The only way to make housing affordable is to build more housing, and Zoltan has almost no control over that. Who wants to commit capital in a place where they promise to seize your capital? The free market lowers prices, not regulation. Every time politicians try to control rent or force affordability by decree, developers stop building and landlords stop maintaining. Supply dries up, the quality collapses, and the few properties that remain skyrocket in price. Once landlords can’t make a profit, they sell, lose properties, or walk away. Eventually, the government takes over.
Taxes will rise to pay for the promises, and the middle class will be the ones shouldering the burden.

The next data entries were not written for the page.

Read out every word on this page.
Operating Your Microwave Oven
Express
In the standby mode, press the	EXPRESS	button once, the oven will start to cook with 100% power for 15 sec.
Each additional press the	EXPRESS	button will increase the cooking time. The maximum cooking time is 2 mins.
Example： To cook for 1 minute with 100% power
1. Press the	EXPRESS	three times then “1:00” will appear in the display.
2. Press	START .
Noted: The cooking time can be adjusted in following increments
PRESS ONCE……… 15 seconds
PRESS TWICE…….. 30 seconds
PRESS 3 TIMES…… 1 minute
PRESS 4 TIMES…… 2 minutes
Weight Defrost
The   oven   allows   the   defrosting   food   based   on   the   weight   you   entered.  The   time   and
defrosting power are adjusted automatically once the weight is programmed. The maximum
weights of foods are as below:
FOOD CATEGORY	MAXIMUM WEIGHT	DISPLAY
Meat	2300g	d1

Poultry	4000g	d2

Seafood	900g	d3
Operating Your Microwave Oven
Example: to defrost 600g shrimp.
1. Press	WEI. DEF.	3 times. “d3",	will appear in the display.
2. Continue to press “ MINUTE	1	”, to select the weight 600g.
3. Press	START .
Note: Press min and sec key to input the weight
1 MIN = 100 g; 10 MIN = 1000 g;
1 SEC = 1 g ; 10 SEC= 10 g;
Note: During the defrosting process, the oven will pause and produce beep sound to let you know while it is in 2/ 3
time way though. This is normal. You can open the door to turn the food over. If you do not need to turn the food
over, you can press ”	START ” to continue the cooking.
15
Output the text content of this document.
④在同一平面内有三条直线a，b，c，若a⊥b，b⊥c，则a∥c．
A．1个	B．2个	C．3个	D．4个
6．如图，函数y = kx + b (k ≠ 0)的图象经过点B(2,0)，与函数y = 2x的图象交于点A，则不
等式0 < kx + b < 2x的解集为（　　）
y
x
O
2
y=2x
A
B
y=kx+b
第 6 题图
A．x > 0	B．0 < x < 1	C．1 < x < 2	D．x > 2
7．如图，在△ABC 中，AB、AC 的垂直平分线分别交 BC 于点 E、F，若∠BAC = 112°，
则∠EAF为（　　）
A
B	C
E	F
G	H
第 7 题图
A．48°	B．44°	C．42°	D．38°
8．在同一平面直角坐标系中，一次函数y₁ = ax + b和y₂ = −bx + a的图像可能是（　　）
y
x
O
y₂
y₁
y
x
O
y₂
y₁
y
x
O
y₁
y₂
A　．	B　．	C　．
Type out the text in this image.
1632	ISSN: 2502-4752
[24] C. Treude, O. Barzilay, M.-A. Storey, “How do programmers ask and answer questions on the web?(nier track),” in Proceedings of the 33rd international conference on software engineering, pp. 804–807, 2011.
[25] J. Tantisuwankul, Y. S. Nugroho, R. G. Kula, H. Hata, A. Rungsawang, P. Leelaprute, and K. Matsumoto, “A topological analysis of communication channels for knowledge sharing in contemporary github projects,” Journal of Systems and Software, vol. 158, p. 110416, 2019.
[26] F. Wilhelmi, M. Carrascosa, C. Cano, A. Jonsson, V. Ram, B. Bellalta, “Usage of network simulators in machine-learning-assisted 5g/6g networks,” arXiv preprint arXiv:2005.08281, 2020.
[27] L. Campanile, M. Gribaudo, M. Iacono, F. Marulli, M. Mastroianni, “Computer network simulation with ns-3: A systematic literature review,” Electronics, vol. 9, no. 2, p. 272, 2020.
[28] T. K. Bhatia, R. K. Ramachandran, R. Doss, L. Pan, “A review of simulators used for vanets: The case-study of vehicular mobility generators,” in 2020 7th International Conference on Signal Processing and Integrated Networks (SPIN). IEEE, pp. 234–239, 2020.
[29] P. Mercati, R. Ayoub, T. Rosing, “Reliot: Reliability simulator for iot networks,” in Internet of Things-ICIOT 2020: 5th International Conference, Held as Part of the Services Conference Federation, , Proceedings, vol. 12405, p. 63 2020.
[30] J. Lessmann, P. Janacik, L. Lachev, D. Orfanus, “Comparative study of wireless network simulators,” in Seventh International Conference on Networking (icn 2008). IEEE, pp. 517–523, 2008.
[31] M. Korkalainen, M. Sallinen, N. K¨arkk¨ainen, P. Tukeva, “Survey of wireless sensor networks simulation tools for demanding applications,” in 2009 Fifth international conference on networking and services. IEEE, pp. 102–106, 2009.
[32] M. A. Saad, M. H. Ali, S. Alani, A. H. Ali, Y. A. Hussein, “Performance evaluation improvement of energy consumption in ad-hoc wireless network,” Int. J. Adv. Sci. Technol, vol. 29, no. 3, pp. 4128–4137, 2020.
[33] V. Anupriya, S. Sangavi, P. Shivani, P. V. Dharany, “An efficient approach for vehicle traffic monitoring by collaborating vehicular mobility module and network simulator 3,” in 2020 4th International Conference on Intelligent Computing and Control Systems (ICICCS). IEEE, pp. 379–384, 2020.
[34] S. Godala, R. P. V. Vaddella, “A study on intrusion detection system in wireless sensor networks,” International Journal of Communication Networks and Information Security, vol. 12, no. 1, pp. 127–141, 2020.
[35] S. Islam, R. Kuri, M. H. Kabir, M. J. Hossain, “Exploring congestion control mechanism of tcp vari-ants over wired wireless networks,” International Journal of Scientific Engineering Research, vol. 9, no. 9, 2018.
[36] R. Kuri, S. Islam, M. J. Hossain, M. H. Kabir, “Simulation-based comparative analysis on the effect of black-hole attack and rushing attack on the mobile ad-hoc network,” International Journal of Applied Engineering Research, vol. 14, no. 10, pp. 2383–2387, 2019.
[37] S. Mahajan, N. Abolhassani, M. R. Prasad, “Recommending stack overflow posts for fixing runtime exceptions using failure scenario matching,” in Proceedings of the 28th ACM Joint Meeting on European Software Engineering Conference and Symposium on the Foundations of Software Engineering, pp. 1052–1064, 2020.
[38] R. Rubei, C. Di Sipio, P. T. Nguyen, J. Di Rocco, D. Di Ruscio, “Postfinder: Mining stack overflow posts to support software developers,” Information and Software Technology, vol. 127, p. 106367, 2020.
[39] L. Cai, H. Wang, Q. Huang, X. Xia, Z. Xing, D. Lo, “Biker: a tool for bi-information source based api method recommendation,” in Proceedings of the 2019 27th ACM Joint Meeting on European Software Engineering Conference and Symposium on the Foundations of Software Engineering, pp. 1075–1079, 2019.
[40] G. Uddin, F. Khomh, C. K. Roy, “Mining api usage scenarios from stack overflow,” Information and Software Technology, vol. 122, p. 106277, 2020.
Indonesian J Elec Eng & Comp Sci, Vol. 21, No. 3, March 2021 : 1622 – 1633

The rich will relocate, the poor will depend on subsidies, and the productive class will be squeezed from both sides.
Thriving businesses are the foundation of any thriving city. Look at Portland, Seattle, and San Francisco, which are boarded-up wastelands. When they leave, everything else follows: jobs, schools, grocery stores, and stability.
Chicago already proved this, too. Boeing, McDonald’s, Caterpillar, Citadel, nearly 70k jobs, all gone. Now they’re facing billion-dollar deficits, half-empty schools, and neighborhoods without grocery stores.
I saw someone who lived in a rent-controlled apartment in California put it perfectly, he said his landlord could no longer afford maintenance so the pool was filled with dirt, the floors had soft spots, and the foundation ended up cracking.
People who voted for this will eventually feel the pain, but they won’t blame the policies or the politicians; they’ll blame the rich for leaving. If you think things are expensive now, wait until they’re “free.” by Larry-Lambert

3 thoughts on “Missive #594”

    1. For my age that calculator gives me a max heart rate of 137.72 versus the rule of thumb calculation of 138. I don’t think there would be any perceived difference. It seems that calculator gives lower max heart rates for younger ages than the rule of thumb but not by large differences.
      Interesting but I’m not sure that the max heart rate can be determined by age alone. From what I have read the best way to determine your max heart rate accurately is to take a maximum heart rate test -which I don’t want to pay for.